Urszula Antoniak: Inspiracji dostarczyła mi wizyta w żeńskim klubie fitness w Amsterdamie. W strefie nagości z prysznicami dostrzegłam grupę nagich Europejek. Obok nich stały Arabki – również nagie, ale z chustami na głowach. Paradoksalnie to właśnie Arabki nie czuły wstydu w tej sytuacji, w przeciwieństwie do Europejek, po których widać było pewne skrępowanie. Włosy Arabek, które w kulturze arabskiej mają znaczenie erotyczne, były zakryte. W tym jednym obrazie zawierały się wszystkie różnice kulturowe w postrzeganiu erotyzmu.
-
Pani film jest pozbawiony tradycyjnej narracji. Jak przebiegała praca nad materiałem?
Film jest zawsze wypadkową wielu czynników: historii, dramaturgii, pieniędzy i okoliczności. Zaczęłam kręcić „Strefę nagości” trzy lata temu. Dopiero podczas pracy nad zrealizowanym materiałem zaczęłam dostrzegać, ile kryje się w nim możliwości, jak często rozmijają się one z zaplanowanym scenariuszem. W efekcie powstały dwie wersje filmu, do kin wchodzi druga: zmontowana, udźwiękowiona w Polsce.
Opisany przez panią proces przypomina pracę dokumentalisty.
Tak. Znamienne jest, że bohaterkami filmu są dziewczyny, które nigdy wcześniej nie występowały przed kamerą. Praca z nimi to obcowanie z wielką niewiadomą. Nie można traktować ich jak aktorki, one nie znają pojęcia transformacji. Nie potrafią wykreować na ekranie postaci i wcielić się w nią; od razu widać, że udają. Kamera momentalnie wyłapuje każdy fałsz, każdą kreację.
Jak wobec tego pracować z naturszczykami?

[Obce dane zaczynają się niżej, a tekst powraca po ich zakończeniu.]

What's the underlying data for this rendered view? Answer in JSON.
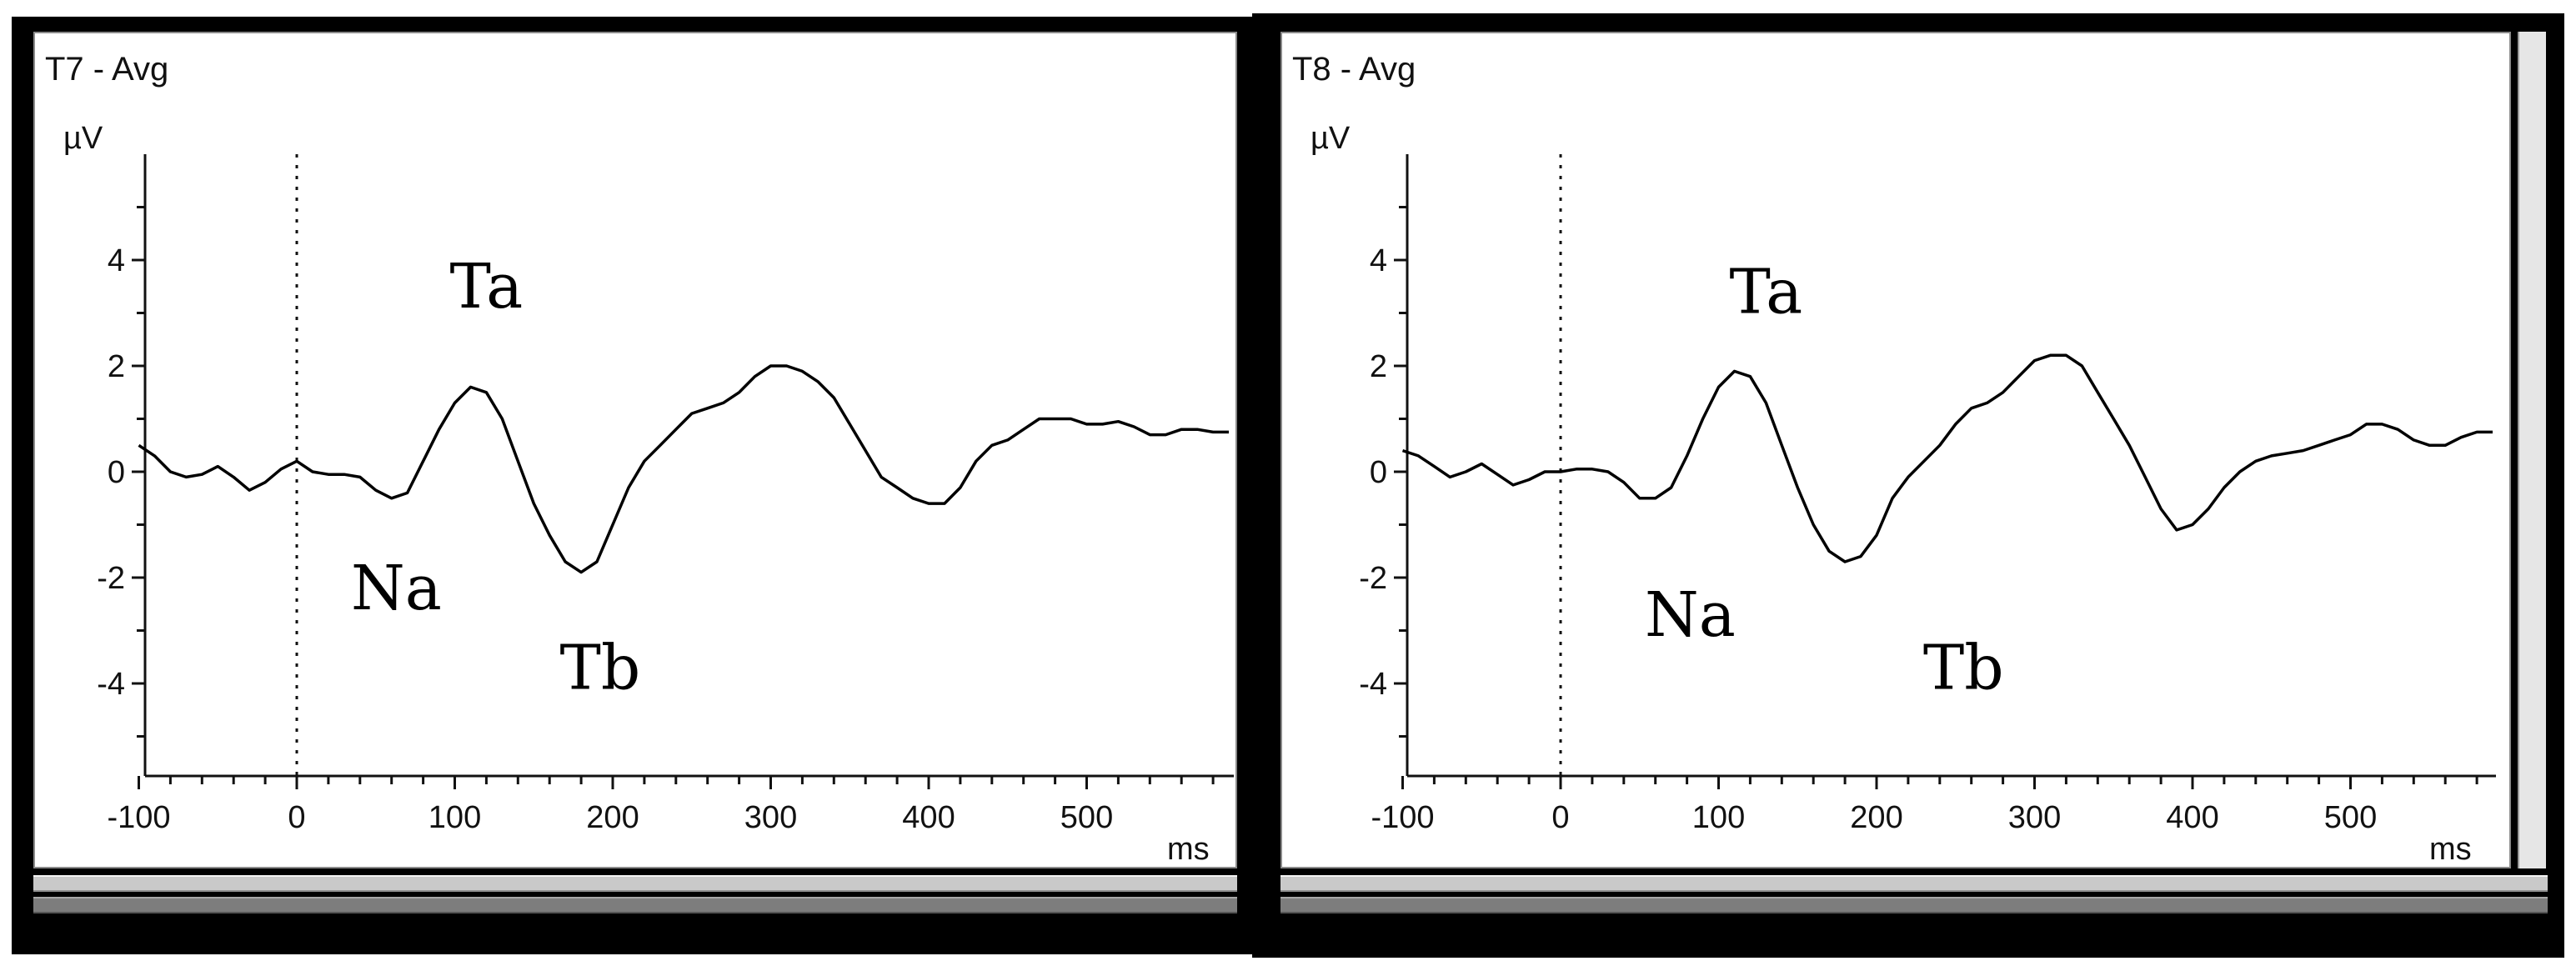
{
  "chart_data": [
    {
      "type": "line",
      "title": "T7 - Avg",
      "ylabel": "µV",
      "xlabel": "ms",
      "xlim": [
        -100,
        590
      ],
      "ylim": [
        -5.8,
        6.0
      ],
      "x_ticks": [
        -100,
        0,
        100,
        200,
        300,
        400,
        500
      ],
      "y_ticks": [
        4,
        2,
        0,
        -2,
        -4
      ],
      "stimulus_marker_x": 0,
      "grid": false,
      "annotations": [
        {
          "text": "Ta",
          "x": 120,
          "y": 3.1
        },
        {
          "text": "Na",
          "x": 63,
          "y": -2.6
        },
        {
          "text": "Tb",
          "x": 192,
          "y": -4.1
        }
      ],
      "series": [
        {
          "x": [
            -100,
            -90,
            -80,
            -70,
            -60,
            -50,
            -40,
            -30,
            -20,
            -10,
            0,
            10,
            20,
            30,
            40,
            50,
            60,
            70,
            80,
            90,
            100,
            110,
            120,
            130,
            140,
            150,
            160,
            170,
            180,
            190,
            200,
            210,
            220,
            230,
            240,
            250,
            260,
            270,
            280,
            290,
            300,
            310,
            320,
            330,
            340,
            350,
            360,
            370,
            380,
            390,
            400,
            410,
            420,
            430,
            440,
            450,
            460,
            470,
            480,
            490,
            500,
            510,
            520,
            530,
            540,
            550,
            560,
            570,
            580,
            590
          ],
          "values": [
            0.5,
            0.3,
            0.0,
            -0.1,
            -0.05,
            0.1,
            -0.1,
            -0.35,
            -0.2,
            0.05,
            0.2,
            0.0,
            -0.05,
            -0.05,
            -0.1,
            -0.35,
            -0.5,
            -0.4,
            0.2,
            0.8,
            1.3,
            1.6,
            1.5,
            1.0,
            0.2,
            -0.6,
            -1.2,
            -1.7,
            -1.9,
            -1.7,
            -1.0,
            -0.3,
            0.2,
            0.5,
            0.8,
            1.1,
            1.2,
            1.3,
            1.5,
            1.8,
            2.0,
            2.0,
            1.9,
            1.7,
            1.4,
            0.9,
            0.4,
            -0.1,
            -0.3,
            -0.5,
            -0.6,
            -0.6,
            -0.3,
            0.2,
            0.5,
            0.6,
            0.8,
            1.0,
            1.0,
            1.0,
            0.9,
            0.9,
            0.95,
            0.85,
            0.7,
            0.7,
            0.8,
            0.8,
            0.75,
            0.75
          ]
        }
      ]
    },
    {
      "type": "line",
      "title": "T8 - Avg",
      "ylabel": "µV",
      "xlabel": "ms",
      "xlim": [
        -100,
        590
      ],
      "ylim": [
        -5.8,
        6.0
      ],
      "x_ticks": [
        -100,
        0,
        100,
        200,
        300,
        400,
        500
      ],
      "y_ticks": [
        4,
        2,
        0,
        -2,
        -4
      ],
      "stimulus_marker_x": 0,
      "grid": false,
      "annotations": [
        {
          "text": "Ta",
          "x": 130,
          "y": 3.0
        },
        {
          "text": "Na",
          "x": 82,
          "y": -3.1
        },
        {
          "text": "Tb",
          "x": 255,
          "y": -4.1
        }
      ],
      "series": [
        {
          "x": [
            -100,
            -90,
            -80,
            -70,
            -60,
            -50,
            -40,
            -30,
            -20,
            -10,
            0,
            10,
            20,
            30,
            40,
            50,
            60,
            70,
            80,
            90,
            100,
            110,
            120,
            130,
            140,
            150,
            160,
            170,
            180,
            190,
            200,
            210,
            220,
            230,
            240,
            250,
            260,
            270,
            280,
            290,
            300,
            310,
            320,
            330,
            340,
            350,
            360,
            370,
            380,
            390,
            400,
            410,
            420,
            430,
            440,
            450,
            460,
            470,
            480,
            490,
            500,
            510,
            520,
            530,
            540,
            550,
            560,
            570,
            580,
            590
          ],
          "values": [
            0.4,
            0.3,
            0.1,
            -0.1,
            0.0,
            0.15,
            -0.05,
            -0.25,
            -0.15,
            0.0,
            0.0,
            0.05,
            0.05,
            0.0,
            -0.2,
            -0.5,
            -0.5,
            -0.3,
            0.3,
            1.0,
            1.6,
            1.9,
            1.8,
            1.3,
            0.5,
            -0.3,
            -1.0,
            -1.5,
            -1.7,
            -1.6,
            -1.2,
            -0.5,
            -0.1,
            0.2,
            0.5,
            0.9,
            1.2,
            1.3,
            1.5,
            1.8,
            2.1,
            2.2,
            2.2,
            2.0,
            1.5,
            1.0,
            0.5,
            -0.1,
            -0.7,
            -1.1,
            -1.0,
            -0.7,
            -0.3,
            0.0,
            0.2,
            0.3,
            0.35,
            0.4,
            0.5,
            0.6,
            0.7,
            0.9,
            0.9,
            0.8,
            0.6,
            0.5,
            0.5,
            0.65,
            0.75,
            0.75
          ]
        }
      ]
    }
  ]
}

Najlepszą metodą jest próba „zmęczenia” takiego naturszczyka – powtarzać ujęcie tyle razy, by osoba występująca przed kamerą przestała zastanawiać się nad tym, co robi. By każda czynność stała się w pewien sposób mechaniczna, rutynowa. Niestety nie mogłam sobie pozwolić na zaangażowanie się w taki proces, bo miałam bardzo mało czasu, tylko 20 dni zdjęciowych.
Moim najważniejszym narzędziem była obserwacja. „Gra” wcielających się w główne role Sammy Boonstry i Imaan Hammam to interpretacja pewnych zadań, jakie ode mnie otrzymują. Kiedy chciałam uchwycić na przykład wstyd, filmowałam ich reakcję na koncept wstydu. Nie można naturszczykiem manipulować, wprowadzać go w pewne emocjonalne stany czy odwoływać się do osobistych przeżyć, zwłaszcza, kiedy pracujemy z dwiema nieletnimi dziewczynami.
Tematem „Strefy nagości” jest niespełnione pożądanie. Jak wytłumaczyć 15-letnim dziewczynom, by odegrały na ekranie erotyczną grę?
Z racji ich wieku nie mogłam poruszać pewnych tematów. Nie mogłam opisywać, nie mogłam być zbyt sugestywna. O wiele większym wyzwaniem od zakazu pokazywania nagości było poprowadzenie tych dziewczyn tak, by nie naruszyć ich niewinności. To było chodzenie po cienkim lodzie, szukanie metafor. Kiedy tłumaczyłam Imaan, co czuje, kiedy Sammy dotyka jej włosów, użyłam sformułowania „ekstaza”. Ona nie rozumiała tego pojęcia. Musiałam więc wyjaśnić koncept ekstazy, nie używając określeń nacechowanych seksualnie. Porównałam to uczucie do przyjemności, jaka płynie z zaspokojenia pragnienia w gorący dzień. „Ach, tobie chodzi o seks”, błyskawicznie zrozumiała. Z jednej strony dziewczyny wiedziały, że chodzi o seks, ale nie do końca, bo przecież same nie miały jeszcze doświadczeń seksualnych.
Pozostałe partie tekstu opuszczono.